Configure component in Designer
Configure parameters in Designer.
|
Tab |
Parameter |
Description |
|
Fields setting |
Vector column name |
Name of the vector column containing input data. |
|
Reserved columns |
Columns preserved in prediction output. |
|
|
Parameters setting |
Prediction result column name |
Name of the column storing cluster assignments. |
|
Prediction detail column name |
Name of the column storing probability distributions across clusters. |
|
|
Number of threads for the component |
Number of threads used for prediction. Default: 1. |
|
|
Execution tuning |
Number of workers |
Number of parallel workers. Used with Memory per worker (MB). Value ranges from 1 to 9999. See Estimate resource usage. |
|
Memory per worker (MB) |
Memory allocated to each worker.

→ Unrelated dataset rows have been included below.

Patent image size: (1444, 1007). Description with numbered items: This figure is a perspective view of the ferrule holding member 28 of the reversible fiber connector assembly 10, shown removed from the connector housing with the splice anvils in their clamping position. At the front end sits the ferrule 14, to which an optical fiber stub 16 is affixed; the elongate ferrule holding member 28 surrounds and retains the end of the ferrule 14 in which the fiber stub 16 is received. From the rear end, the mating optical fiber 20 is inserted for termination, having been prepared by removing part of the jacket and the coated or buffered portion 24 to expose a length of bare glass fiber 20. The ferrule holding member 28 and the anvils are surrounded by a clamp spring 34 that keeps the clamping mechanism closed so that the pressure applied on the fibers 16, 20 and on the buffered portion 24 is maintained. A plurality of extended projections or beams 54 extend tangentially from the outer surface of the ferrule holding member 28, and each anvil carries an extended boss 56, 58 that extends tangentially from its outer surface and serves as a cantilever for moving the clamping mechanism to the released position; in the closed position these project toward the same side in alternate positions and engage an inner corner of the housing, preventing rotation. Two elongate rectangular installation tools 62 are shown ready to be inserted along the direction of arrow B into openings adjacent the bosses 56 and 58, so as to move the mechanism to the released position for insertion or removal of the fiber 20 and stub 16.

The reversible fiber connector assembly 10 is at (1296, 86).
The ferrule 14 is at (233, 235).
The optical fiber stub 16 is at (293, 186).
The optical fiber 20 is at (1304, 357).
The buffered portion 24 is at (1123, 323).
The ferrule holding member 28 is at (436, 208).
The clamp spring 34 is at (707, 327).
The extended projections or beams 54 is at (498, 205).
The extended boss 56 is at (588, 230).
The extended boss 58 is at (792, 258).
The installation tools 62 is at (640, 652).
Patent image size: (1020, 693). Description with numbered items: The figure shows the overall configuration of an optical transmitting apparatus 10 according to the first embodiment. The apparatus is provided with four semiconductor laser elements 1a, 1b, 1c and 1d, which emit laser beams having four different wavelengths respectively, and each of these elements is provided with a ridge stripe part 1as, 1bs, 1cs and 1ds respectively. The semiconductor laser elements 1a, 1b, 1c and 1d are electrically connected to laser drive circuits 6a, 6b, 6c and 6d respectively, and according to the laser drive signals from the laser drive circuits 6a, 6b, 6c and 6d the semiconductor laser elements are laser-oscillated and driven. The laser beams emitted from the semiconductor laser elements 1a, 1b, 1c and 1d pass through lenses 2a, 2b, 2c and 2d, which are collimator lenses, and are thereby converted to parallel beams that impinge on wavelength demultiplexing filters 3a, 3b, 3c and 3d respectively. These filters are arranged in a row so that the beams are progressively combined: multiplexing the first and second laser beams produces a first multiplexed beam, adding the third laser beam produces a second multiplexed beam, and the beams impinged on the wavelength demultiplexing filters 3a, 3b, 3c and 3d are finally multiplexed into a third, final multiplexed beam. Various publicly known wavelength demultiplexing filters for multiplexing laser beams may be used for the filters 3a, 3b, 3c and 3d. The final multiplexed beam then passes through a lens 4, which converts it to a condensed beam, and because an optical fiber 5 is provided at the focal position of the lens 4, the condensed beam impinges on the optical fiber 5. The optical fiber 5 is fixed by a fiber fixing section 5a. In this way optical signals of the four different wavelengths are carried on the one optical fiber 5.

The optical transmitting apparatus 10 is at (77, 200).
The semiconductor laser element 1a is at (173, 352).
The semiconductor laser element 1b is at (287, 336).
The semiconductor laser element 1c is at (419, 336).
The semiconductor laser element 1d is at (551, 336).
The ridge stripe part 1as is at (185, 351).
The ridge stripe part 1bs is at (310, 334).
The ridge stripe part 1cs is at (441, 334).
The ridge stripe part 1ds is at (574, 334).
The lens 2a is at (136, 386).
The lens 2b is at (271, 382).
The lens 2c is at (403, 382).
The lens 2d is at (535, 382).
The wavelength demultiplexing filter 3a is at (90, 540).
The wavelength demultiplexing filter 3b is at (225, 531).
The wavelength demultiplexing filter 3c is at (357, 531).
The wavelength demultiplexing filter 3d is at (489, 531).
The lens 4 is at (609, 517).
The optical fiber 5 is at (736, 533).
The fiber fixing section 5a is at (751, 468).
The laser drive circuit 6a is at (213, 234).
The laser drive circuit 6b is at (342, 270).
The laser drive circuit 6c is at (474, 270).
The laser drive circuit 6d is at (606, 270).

Ranges from 1024 MB to 65536 MB. See Estimate resource usage. |
Estimate resource usage
Estimate resource requirements using the following guidelines.
-
Memory per node
Allocate approximately 30 times the model size in memory per node.
Example: For a 1 GB model, allocate 30 GB per node.
-
Number of nodes
Adding nodes initially improves performance, but communication overhead eventually degrades speed. Stop adding nodes when performance decreases.